Multiprocessing pools are useful for several reasons:

    Parallel Execution: Multiprocessing pools enable parallel execution of tasks across multiple CPU cores, allowing you to utilize the full computational power of the system.

    Improved Performance: By distributing tasks among multiple processes, multiprocessing pools can significantly speed up the execution of CPU-bound tasks, such as heavy computations or data processing.

    Simplified Parallelism: The pool abstracts away the complexities of process management, making it easier to parallelize tasks without having to manage individual processes manually.

    Scalability: Multiprocessing pools provide a scalable solution for handling computationally intensive tasks. As the number of CPU cores increases, the performance gains from multiprocessing also increase proportionally.

In [None]:
import multiprocessing

def worker_function(argument):
    """Function to be executed by worker processes."""
    # Process the argument here
    result = argument ** 2
    return result

if __name__ == "__main__":
    # Create a multiprocessing pool with 4 worker processes
    pool = multiprocessing.Pool(processes=4)

    # Define a list of arguments
    arguments = [1, 2, 3, 4, 5]

    # Apply the worker function to each argument using the pool
    results = pool.map(worker_function, arguments)

    # Close the pool (no more tasks can be submitted)
    pool.close()

    # Wait for all processes in the pool to complete
    pool.join()

    # Print the results
    print("Results:", results)


Let's break down the code:

    We import the multiprocessing module.
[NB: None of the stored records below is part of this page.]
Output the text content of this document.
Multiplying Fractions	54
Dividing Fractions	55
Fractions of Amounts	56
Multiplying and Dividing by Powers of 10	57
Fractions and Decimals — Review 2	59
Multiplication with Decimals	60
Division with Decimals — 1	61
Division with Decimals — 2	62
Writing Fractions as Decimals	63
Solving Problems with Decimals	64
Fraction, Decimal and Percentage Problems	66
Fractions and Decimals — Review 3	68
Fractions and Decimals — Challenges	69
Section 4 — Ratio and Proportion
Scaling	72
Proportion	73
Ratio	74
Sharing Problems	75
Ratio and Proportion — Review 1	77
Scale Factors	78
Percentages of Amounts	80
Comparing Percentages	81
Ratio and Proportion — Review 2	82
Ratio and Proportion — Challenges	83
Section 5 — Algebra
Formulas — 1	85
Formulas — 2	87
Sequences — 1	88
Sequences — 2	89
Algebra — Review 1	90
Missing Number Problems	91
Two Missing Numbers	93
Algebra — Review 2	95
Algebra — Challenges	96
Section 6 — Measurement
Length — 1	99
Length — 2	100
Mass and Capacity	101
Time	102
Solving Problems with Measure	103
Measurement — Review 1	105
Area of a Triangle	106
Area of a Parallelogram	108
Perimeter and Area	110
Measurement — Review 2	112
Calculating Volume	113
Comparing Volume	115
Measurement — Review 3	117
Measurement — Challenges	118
    We define a function worker_function that represents the task to be performed by each worker process. In this case, it squares the given argument.
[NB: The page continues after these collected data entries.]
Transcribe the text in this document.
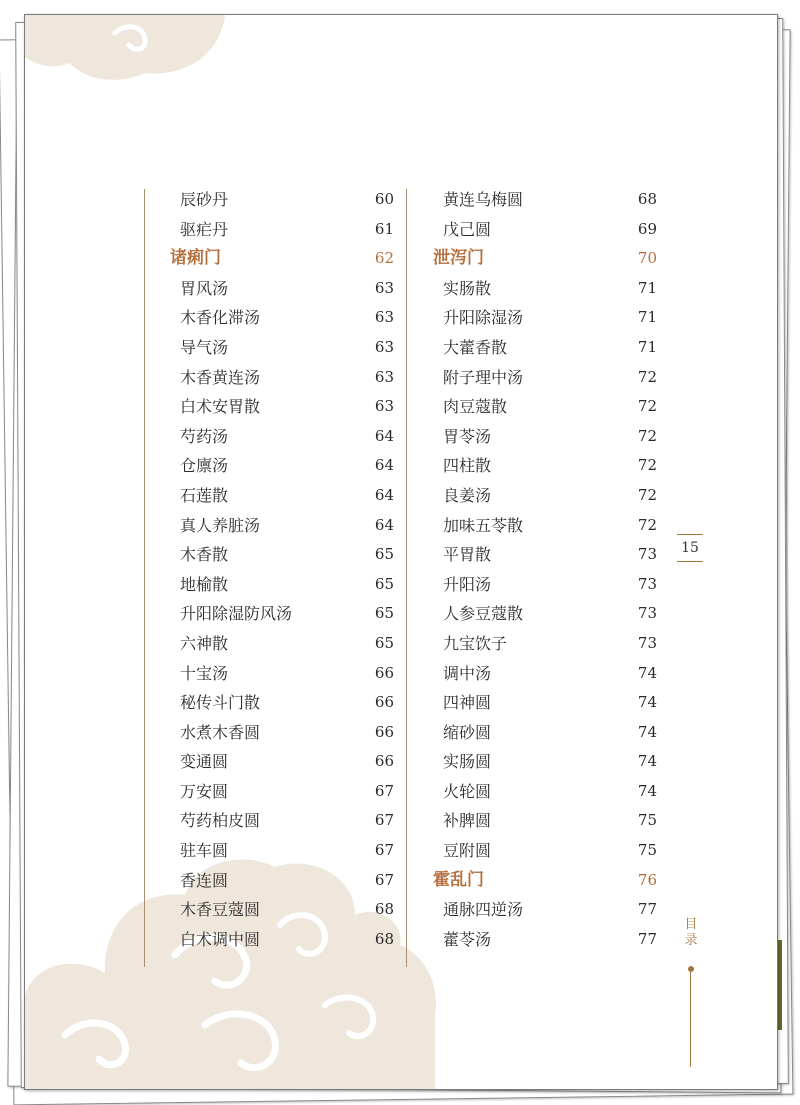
辰砂丹	60
驱疟丹	61
诸痢门	62
胃风汤	63
木香化滞汤	63
导气汤	63
木香黄连汤	63
白术安胃散	63
芍药汤	64
仓廪汤	64
石莲散	64
真人养脏汤	64
木香散	65
地榆散	65
升阳除湿防风汤	65
六神散	65
十宝汤	66
秘传斗门散	66
水煮木香圆	66
变通圆	66
万安圆	67
芍药柏皮圆	67
驻车圆	67
香连圆	67
木香豆蔻圆	68
白术调中圆	68
黄连乌梅圆	68
戊己圆	69
泄泻门	70
实肠散	71
升阳除湿汤	71
大藿香散	71
附子理中汤	72
肉豆蔻散	72
胃苓汤	72
四柱散	72
良姜汤	72
加味五苓散	72
平胃散	73
升阳汤	73
人参豆蔻散	73
九宝饮子	73
调中汤	74
四神圆	74
缩砂圆	74
实肠圆	74
火轮圆	74
补脾圆	75
豆附圆	75
霍乱门	76
通脉四逆汤	77
藿苓汤	77
15
目录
    Inside the if __name__ == "__main__": block (which ensures that the code inside it is only executed when the script is run directly, not when it's imported), we create a multiprocessing pool using multiprocessing.Pool(processes=4) to create a pool of 4 worker processes.

    We define a list of arguments (arguments) for the worker function.

    We use the pool.map() method to apply the worker_function to each argument in the arguments list. This distributes the tasks among the worker processes in the pool.

    We close the pool using pool.close() to indicate that no more tasks will be submitted to the pool.

    We use pool.join() to wait for all processes in the pool to complete their tasks.

    Finally, we print the results.

In [None]:
import multiprocessing

def print_number(number):
    """Function to print the given number."""
    print("Process ID:", multiprocessing.current_process().pid, "- Number:", number)

if __name__ == "__main__":
    # Define a list of numbers
    numbers = [1, 2, 3, 4]

    # Create a list to store the processes
    processes = []

    # Create a process for each number
    for num in numbers:
        process = multiprocessing.Process(target=print_number, args=(num,))
        processes.append(process)
        process.start()

    # Wait for all processes to finish
    for process in processes:
        process.join()


In this program:

    We import the multiprocessing module.

    We define a function print_number that prints the given number along with the process ID.

    Inside the if __name__ == "__main__": block, we define a list of numbers.

    We create a list processes to store the processes.

    We loop through each number in the numbers list, create a process for each number using multiprocessing.Process, passing print_number as the target function and the number as the argument, and then start the process.

    We add each process to the processes list.

    We wait for all processes to finish by using process.join() for each process in the processes list.